Dans votre film, la figure du Gilet jaune vient justement perturber les choses et replacer l’engagement au centre du cadre…

Le livre de Didier date de 2009. Il ne pouvait pas anticiper l’irruption des Gilets jaunes. Mais le film devait accueillir cette révolte. Je note d’ailleurs un retour aujourd’hui des images militantes dans beaucoup de documentaires qui ont l’honneur d’une sortie en salles. Des longs métrages comme La Fracture de Catherine Corsini ou Ouistreham d’Emmanuel Carrière font, eux aussi, entrer ce réel dans la fiction.…

 

Votre film est sous-titré, « Fragments »…

C’est d’abord une façon de passer un contrat avec le spectateur, de lui dire : « Ceci est une adaptation. » Plus largement, l’idée de fragmentation me plaît. Une archive, c’est par définition un morceau, un éclat d’un moment plus large. Idem pour les extraits de longs métrages que j’utilise. C’est une vision parcellaire de l’œuvre citée.

 

Didier Eribon est-il intervenu dans la production du film ?

Il était là à toutes les étapes importantes du film tout en me laissant une totale liberté. Il était d’ailleurs prêt à ne rien regarder avant que le film soit achevé. Je me sentais mal à l’aise avec cette idée. Il a donc lu le premier montage du texte, vu le premier montage du film… Les discussions ne portaient pas tant sur la qualité ou non du film que sur la façon dont certaines images ravivaient en lui un souvenir.

 

À quand remonte le choix d’Adèle Haenel, pour la voix off ?

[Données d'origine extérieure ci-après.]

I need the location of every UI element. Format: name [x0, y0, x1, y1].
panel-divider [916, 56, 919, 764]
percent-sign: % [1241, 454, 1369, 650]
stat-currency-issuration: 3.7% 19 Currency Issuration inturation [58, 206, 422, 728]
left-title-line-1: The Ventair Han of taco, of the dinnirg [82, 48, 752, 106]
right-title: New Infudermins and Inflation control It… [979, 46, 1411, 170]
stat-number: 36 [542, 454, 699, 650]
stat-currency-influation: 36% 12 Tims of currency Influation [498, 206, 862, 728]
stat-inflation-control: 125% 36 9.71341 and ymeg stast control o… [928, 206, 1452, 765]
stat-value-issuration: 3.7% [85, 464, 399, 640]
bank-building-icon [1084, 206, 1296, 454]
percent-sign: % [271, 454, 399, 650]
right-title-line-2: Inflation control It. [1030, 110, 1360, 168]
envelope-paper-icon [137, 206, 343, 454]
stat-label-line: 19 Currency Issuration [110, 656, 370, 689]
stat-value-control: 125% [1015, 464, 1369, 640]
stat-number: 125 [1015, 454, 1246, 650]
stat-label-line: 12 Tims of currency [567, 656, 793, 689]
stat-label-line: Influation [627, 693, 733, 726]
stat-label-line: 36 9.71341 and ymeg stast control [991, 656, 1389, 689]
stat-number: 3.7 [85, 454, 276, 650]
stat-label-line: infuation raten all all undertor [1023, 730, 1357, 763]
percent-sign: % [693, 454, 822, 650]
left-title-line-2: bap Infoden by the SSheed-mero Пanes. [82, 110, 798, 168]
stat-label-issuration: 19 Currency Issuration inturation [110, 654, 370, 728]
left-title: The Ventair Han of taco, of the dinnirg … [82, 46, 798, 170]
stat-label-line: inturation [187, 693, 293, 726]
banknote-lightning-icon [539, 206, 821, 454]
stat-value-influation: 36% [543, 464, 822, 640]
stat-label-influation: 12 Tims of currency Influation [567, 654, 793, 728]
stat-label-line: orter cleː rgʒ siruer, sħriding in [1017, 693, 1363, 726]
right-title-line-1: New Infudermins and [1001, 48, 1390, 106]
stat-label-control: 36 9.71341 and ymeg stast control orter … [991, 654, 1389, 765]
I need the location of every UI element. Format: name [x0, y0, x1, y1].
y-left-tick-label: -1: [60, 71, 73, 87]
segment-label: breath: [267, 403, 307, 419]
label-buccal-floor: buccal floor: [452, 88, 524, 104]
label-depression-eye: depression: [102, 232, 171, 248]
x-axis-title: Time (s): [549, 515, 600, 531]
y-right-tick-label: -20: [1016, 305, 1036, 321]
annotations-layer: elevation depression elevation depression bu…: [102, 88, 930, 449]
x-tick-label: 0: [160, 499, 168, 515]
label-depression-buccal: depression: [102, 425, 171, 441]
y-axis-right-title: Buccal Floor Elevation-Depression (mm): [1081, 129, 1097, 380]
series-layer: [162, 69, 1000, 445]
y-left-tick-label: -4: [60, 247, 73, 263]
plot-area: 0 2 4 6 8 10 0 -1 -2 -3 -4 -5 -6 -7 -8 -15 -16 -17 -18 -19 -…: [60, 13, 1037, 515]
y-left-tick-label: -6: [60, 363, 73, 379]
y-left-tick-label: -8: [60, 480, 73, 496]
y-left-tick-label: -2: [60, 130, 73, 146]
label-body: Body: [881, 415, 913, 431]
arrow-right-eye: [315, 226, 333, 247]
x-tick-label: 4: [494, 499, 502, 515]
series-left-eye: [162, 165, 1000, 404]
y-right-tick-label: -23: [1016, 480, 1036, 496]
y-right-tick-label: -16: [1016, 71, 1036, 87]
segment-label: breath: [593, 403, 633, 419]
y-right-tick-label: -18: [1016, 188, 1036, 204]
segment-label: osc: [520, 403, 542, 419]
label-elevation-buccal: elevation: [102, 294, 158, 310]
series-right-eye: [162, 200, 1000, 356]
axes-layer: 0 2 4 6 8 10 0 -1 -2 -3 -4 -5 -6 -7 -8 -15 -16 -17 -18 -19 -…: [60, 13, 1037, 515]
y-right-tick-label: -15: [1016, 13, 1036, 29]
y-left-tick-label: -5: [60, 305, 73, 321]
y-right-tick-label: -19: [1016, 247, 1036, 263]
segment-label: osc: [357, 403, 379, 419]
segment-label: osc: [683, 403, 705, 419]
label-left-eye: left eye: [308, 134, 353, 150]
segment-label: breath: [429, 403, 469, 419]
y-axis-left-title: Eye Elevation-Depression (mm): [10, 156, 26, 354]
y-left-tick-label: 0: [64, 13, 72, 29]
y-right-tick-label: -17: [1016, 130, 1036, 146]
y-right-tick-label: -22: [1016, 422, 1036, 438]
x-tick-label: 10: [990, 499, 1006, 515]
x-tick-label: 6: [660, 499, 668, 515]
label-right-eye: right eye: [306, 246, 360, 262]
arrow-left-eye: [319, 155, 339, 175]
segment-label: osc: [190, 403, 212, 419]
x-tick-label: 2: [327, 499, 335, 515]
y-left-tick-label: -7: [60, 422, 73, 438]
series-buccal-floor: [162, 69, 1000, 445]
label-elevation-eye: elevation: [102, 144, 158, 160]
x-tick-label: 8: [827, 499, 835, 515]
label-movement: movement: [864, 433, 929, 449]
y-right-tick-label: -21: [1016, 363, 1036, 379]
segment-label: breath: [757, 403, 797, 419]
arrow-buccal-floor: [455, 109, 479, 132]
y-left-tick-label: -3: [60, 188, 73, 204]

Très tôt. Mon adaptation du texte, je l’ai dit, part de la figure de la mère de Didier Eribon. Cette femme devenait en quelque sorte le personnage principal du film et me donnait l’occasion de m’intéresser plus globalement à la façon dont les femmes s’inscrivent dans les luttes ouvrières. Adèle Haenel prend place dans cette histoire en tant que figure de l’engagement, notamment féministe. Je me disais aussi qu’entendre une voix qui ne serait pas celle de l’auteur, à savoir celle d’un homme de 60 ans, permettrait d’ouvrir le champ de l’identification. L’histoire racontée dans le film peut avoir été vécue par n’importe qui. De la même façon que le film allait poser des corps et des visages sur le texte, la voix d’Adèle venait apporter un regard différent.